Clarke Murray et al., The insignificance of thresholds in EIA: An Illustrative Case Study in Canada

Clarke Murray, C., J. Wong, G.G. Singh, M. Mach, J. Lerner, B. Ranieri, G. Peterson St-Laurent, A. Guimaraes and K.M.A. Chan (2018). “The insignificance of thresholds in Environmental Impact Assessment: An Illustrative Case Study in Canada.” Environmental Management 61(6): 1062-1071. Doi: 10.1007/s00267-018-1025-6

Environmental assessment is the process that decision-makers rely on to predict, evaluate, and prevent biophysical, social, and economic impacts of potential project developments. The determination of significance in environmental assessment is central to environmental management in many nations.

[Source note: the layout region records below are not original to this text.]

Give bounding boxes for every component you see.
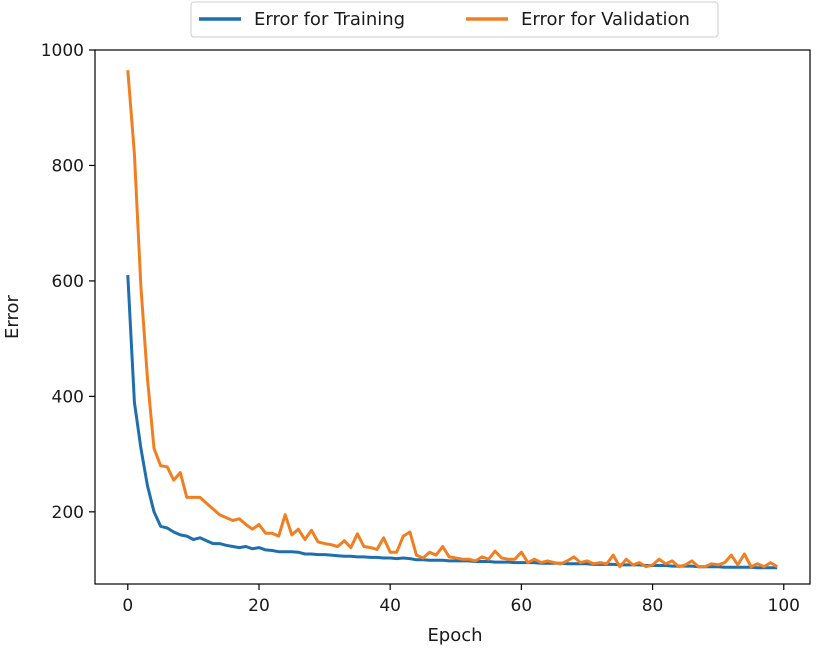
y-axis-title: Error (2, 294, 23, 338)
y-tick-label: 800 (52, 156, 84, 176)
plot-frame (94, 49, 811, 585)
x-tick-label: 60 (511, 596, 533, 616)
y-axis-ticks: 200 400 600 800 1000 (41, 41, 95, 523)
x-tick-label: 80 (642, 596, 664, 616)
x-axis-title: Epoch (427, 625, 482, 646)
x-tick-label: 20 (248, 596, 270, 616)
legend-box (190, 1, 719, 38)
series-line-training (126, 275, 778, 570)
x-tick-label: 40 (379, 596, 401, 616)
y-tick-label: 1000 (41, 41, 84, 61)
plot-area (126, 70, 778, 570)
legend: Error for Training Error for Validation (190, 1, 719, 38)
legend-label-validation: Error for Validation (521, 9, 690, 30)
x-tick-label: 0 (122, 596, 133, 616)
y-tick-label: 600 (52, 272, 84, 292)
series-line-validation (126, 70, 778, 569)
x-tick-label: 100 (768, 596, 800, 616)
y-tick-label: 400 (52, 387, 84, 407)
x-axis-ticks: 0 20 40 60 80 100 (122, 584, 800, 616)
legend-label-training: Error for Training (254, 9, 405, 30)
y-tick-label: 200 (52, 503, 84, 523)
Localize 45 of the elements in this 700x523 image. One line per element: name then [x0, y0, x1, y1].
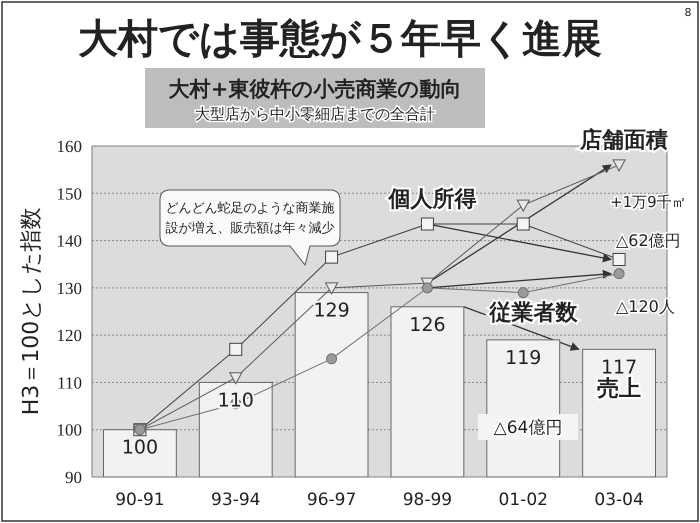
- point: [614, 268, 625, 280]
- x-tick-label: 98-99: [402, 490, 452, 510]
- y-tick-label: 110: [57, 373, 82, 392]
- x-tick-label: 93-94: [211, 490, 260, 510]
- text: 8: [684, 6, 692, 19]
- annotation: +1万9千㎡: [610, 193, 687, 211]
- point: [325, 282, 338, 294]
- annotation: △120人: [616, 297, 675, 316]
- series-label: 従業者数: [488, 300, 578, 326]
- series-label: 個人所得: [387, 187, 476, 212]
- y-tick-label: 160: [56, 137, 82, 156]
- point: [612, 159, 626, 172]
- point: [229, 342, 242, 356]
- point: [420, 218, 434, 231]
- value-label: 126: [409, 314, 446, 336]
- annotation: △64億円: [494, 418, 562, 438]
- y-tick-label: 130: [56, 278, 82, 298]
- x-tick-label: 03-04: [594, 490, 644, 510]
- value-label: 119: [505, 346, 542, 369]
- point: [516, 200, 530, 212]
- x-tick-label: 01-02: [498, 490, 548, 510]
- series-label: 売上: [597, 376, 642, 402]
- point: [422, 282, 433, 294]
- text: 大型店から中小零細店までの全合計: [195, 105, 435, 123]
- y-tick-label: 150: [56, 184, 82, 204]
- series-label: 店舗面積: [579, 126, 668, 153]
- annotation: どんどん蛇足のような商業施設が増え、販売額は年々減少: [166, 201, 334, 236]
- x-tick-label: 96-97: [306, 490, 356, 510]
- point: [229, 372, 242, 384]
- point: [612, 252, 626, 266]
- value-label: 100: [122, 436, 158, 459]
- value-label: 117: [600, 356, 638, 378]
- point: [516, 218, 530, 231]
- point: [325, 250, 338, 264]
- chart-subtitle: 大村+東彼杵の小売商業の動向: [168, 77, 462, 101]
- y-tick-label: 100: [56, 420, 82, 440]
- point: [326, 353, 338, 364]
- y-tick-label: 140: [56, 232, 82, 251]
- y-axis-title: H3＝100とした指数: [19, 208, 44, 416]
- chart-title: 大村では事態が５年早く進展: [78, 16, 602, 62]
- y-tick-label: 120: [56, 326, 82, 346]
- value-label: 129: [313, 300, 350, 322]
- x-tick-label: 90-91: [115, 490, 165, 510]
- point: [518, 287, 529, 298]
- y-tick-label: 90: [65, 468, 82, 487]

We reviewed ten recent environmental impact assessments from British Columbia, Canada and systematically reviewed and scored significance determination and the approaches used by assessors, the use of thresholds in significance determination, threshold exceedances, and the outcomes. Findings of significant impacts were exceedingly rare and practitioners used a combination of significance determination approaches, most commonly relying upon reasoned argumentation. Quantitative thresholds were rarely employed, with less than 10% of the valued components evaluated using thresholds. Even where quantitative thresholds for significance were exceeded, in every case practitioners used a variety of rationales to demote negative impacts to non-significance. These reasons include combinations of scale (temporal and spatial) of impacts, an already exceeded baseline, model uncertainty and/or substituting less stringent thresholds. Governments and agencies can better protect resources by requiring clear and defensible significance determinations, by making government-defined thresholds legally enforceable and accountable, and by requiring or encouraging significance determination through inclusive and collaborative approaches.